Hawaiʻi Workers and Labor Day

With determined effort, labor unions organized to change policies and conditions for workers. The 1935 National Labor Relations Act allowed union membership in the U.S. In 1937 the International Longshore and Warehouse Union (I.L.W.U.) organized in Hawai‘i. A diverse group of workers joined the union: Chinese, Portuguese, Japanese, Puerto Rican, Korean, and Filipino.

The annual celebration of the economic achievements of U.S. workers occurs on the first Monday in September. Americans first celebrated the holiday in New York City in 1882. After violence related to the Pullman railroad strike and political efforts, President Grover Cleveland established a federal holiday in 1894.

The Lyman Museum preserves labor union documents within the records of four sugar companies: Kohala, Hāmākua, C. Brewer and Hilo Coast Processing. The Archives is open for research by appointment. Learn more at https://lymanmuseum.org/archives/research-collection/.

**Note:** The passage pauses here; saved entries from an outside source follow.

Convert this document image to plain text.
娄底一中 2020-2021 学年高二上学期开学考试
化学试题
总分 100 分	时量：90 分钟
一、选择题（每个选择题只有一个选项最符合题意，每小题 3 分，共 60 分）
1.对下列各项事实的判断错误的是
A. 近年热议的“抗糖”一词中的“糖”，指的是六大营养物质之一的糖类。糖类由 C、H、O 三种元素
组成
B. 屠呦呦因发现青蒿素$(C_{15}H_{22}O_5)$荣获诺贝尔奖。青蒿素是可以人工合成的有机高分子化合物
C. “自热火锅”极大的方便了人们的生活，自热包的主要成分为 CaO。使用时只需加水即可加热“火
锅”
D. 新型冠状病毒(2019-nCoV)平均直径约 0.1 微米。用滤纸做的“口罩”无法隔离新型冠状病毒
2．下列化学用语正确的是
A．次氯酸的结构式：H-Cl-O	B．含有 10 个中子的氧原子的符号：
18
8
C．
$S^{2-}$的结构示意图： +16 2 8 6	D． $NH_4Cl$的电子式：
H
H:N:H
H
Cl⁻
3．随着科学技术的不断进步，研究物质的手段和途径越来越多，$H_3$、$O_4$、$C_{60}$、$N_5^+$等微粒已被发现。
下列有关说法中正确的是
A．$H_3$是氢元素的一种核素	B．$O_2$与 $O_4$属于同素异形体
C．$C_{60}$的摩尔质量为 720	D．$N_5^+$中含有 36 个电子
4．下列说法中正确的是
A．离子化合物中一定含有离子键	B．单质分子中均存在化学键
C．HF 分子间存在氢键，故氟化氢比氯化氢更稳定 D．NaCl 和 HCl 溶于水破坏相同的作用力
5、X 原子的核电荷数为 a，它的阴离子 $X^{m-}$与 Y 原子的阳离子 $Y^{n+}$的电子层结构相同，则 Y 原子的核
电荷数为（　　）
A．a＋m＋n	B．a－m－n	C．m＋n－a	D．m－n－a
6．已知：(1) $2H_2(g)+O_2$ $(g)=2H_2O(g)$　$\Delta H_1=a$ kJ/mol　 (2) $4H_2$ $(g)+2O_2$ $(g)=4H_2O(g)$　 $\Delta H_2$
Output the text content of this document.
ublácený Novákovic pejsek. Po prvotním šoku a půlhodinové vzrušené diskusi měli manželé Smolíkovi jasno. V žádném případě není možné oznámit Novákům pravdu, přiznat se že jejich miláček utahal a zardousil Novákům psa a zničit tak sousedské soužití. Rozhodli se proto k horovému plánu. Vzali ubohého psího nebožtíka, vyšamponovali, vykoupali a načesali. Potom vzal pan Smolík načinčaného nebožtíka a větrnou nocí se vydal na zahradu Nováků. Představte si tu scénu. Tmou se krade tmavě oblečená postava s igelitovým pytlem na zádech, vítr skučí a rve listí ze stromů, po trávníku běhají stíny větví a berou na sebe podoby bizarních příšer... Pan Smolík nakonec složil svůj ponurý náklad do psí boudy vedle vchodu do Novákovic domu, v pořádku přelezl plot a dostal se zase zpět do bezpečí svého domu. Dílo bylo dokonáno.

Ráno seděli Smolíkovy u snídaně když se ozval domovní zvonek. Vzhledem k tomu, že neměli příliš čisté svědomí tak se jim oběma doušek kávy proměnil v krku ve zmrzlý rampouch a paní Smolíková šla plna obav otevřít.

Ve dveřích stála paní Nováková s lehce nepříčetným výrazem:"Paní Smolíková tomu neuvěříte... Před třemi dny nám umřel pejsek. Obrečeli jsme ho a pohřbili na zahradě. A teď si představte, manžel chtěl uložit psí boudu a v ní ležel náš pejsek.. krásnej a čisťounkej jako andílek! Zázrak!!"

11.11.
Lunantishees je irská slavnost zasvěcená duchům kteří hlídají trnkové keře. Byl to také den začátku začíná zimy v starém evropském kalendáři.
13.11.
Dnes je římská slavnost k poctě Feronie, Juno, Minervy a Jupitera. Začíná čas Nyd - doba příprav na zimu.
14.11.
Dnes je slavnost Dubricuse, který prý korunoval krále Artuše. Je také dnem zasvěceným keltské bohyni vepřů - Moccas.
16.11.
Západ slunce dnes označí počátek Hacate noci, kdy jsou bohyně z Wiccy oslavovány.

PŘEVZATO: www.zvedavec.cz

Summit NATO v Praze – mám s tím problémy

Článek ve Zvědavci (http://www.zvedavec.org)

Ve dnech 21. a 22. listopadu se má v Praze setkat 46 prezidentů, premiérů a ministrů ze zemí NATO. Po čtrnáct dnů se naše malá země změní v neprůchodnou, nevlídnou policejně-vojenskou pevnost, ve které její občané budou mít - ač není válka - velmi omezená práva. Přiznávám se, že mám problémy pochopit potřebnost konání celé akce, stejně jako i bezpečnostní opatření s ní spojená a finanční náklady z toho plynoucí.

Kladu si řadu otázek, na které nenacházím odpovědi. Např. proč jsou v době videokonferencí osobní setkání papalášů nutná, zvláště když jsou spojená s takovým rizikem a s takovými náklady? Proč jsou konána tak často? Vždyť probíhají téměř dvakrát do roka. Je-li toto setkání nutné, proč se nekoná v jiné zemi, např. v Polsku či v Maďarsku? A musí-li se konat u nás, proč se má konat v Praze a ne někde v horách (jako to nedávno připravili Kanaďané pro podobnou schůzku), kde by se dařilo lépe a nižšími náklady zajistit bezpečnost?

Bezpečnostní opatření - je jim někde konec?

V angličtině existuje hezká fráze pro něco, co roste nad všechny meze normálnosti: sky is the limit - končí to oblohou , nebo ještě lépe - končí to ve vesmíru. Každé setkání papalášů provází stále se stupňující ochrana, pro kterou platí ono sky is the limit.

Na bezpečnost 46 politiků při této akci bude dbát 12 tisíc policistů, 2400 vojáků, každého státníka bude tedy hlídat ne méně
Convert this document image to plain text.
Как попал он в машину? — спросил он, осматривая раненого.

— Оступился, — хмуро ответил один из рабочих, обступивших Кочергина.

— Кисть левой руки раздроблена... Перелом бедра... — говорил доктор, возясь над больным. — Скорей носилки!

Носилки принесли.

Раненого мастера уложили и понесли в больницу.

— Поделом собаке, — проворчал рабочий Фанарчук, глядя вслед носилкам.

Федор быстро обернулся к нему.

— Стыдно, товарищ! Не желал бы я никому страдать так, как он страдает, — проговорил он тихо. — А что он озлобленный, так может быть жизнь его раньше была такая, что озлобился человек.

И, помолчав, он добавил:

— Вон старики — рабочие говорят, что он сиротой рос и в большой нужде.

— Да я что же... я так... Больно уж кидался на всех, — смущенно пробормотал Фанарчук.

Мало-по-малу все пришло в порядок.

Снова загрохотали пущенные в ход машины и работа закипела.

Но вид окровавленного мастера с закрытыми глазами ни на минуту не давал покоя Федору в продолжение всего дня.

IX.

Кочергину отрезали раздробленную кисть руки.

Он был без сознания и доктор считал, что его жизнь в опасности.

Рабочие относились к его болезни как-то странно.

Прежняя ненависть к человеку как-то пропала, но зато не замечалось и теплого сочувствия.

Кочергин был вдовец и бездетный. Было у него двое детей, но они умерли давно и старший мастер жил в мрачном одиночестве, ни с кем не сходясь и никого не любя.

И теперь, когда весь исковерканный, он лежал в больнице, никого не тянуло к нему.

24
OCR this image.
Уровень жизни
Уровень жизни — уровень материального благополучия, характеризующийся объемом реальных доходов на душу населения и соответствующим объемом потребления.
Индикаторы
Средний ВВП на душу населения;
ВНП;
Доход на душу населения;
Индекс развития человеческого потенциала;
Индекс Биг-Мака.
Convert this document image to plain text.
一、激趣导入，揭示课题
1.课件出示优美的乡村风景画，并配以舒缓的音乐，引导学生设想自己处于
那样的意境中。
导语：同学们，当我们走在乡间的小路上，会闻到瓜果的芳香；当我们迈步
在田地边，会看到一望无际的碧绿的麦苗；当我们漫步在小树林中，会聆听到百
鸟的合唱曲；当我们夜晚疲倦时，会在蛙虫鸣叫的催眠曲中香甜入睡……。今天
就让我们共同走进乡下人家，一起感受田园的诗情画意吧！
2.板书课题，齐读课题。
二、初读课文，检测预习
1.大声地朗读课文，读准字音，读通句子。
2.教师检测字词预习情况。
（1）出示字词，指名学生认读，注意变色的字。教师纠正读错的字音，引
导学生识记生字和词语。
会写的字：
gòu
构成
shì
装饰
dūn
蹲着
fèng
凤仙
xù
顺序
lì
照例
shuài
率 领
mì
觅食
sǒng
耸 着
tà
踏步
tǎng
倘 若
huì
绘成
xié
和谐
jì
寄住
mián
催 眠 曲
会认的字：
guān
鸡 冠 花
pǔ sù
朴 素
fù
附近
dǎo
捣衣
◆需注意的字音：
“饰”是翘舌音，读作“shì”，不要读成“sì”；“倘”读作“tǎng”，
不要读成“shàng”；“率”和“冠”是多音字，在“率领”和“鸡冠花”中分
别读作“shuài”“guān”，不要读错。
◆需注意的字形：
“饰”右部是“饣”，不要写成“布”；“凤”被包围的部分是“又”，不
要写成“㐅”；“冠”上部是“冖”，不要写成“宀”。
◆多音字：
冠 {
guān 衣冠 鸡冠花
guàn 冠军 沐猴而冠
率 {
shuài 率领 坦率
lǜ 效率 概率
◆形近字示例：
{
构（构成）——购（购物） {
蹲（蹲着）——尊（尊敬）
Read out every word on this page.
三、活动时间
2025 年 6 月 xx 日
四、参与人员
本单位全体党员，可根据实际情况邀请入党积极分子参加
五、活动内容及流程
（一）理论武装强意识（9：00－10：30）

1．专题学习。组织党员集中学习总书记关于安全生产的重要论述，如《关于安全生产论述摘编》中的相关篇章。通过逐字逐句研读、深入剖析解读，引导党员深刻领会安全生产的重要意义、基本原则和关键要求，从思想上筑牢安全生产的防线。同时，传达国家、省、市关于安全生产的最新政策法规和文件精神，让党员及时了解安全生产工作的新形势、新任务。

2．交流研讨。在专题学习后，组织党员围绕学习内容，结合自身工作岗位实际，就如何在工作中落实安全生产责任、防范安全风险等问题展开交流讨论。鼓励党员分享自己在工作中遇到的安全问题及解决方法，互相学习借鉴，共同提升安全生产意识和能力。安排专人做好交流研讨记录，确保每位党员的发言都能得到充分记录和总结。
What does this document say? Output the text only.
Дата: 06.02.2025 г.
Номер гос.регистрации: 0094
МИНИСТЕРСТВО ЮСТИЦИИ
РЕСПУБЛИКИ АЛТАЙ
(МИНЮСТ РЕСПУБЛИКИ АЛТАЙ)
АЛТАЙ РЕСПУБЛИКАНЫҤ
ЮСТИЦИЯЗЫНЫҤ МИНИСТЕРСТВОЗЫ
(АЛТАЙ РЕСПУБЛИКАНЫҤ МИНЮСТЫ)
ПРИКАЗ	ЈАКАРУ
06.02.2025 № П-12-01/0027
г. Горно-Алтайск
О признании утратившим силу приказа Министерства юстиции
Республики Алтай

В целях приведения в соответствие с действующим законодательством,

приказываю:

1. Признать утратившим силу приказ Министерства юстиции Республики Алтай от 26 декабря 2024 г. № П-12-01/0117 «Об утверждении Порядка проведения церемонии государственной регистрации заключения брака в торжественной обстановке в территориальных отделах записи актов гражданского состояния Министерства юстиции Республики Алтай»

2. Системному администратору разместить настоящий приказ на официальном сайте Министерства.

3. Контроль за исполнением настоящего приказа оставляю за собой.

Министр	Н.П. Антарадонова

Japanese workers lived in thatched homes in Nikai Camp, Wainaku, ca. 1892. Improvements and standardization in worker housing occurred with the rise of labor unions.
Hawaiʻi Island laborers using mules to carry sugar cane to the flumes, ca. 1900. The first immigrant laborers arrived after the passing of the Masters and Servants Act in 1850. Early contracts offered transportation and basic needs in exchange for specified years of service. Workers often found their working circumstances difficult.
Filipino investigators met with Hilo Sugar Company manager, W. L. S. Williams, at the Waiakea Mill Store, ca. 1927.
The International Longshore Workers Union from Olaʻa participated in a parade in Hilo in 1946 (Photo by Yasuki Arakaki).
Labor strikes in the 20thcentury led to improvements for workers. In 1938 the I.L.W.U. confronted the Inter-Island Steamship Company, citing the pay of West Coast workers. On August 1, 1938 conflict erupted when 200 unarmed protestors marching to the wharf. They were met by 70 armed police officers. When the officers began shooting, 50 workers were injured. Residents called the incident “Bloody Monday.”
Companies and unions created documents like this 1966 Agreement Between Paauhau Sugar Co. and I.L.W.U. Local 142 to address benefits, discrimination, grievances, hours and overtime, housing, seniority, and wages. Companies also maintained lists of union members, arbitration deals, and contracts.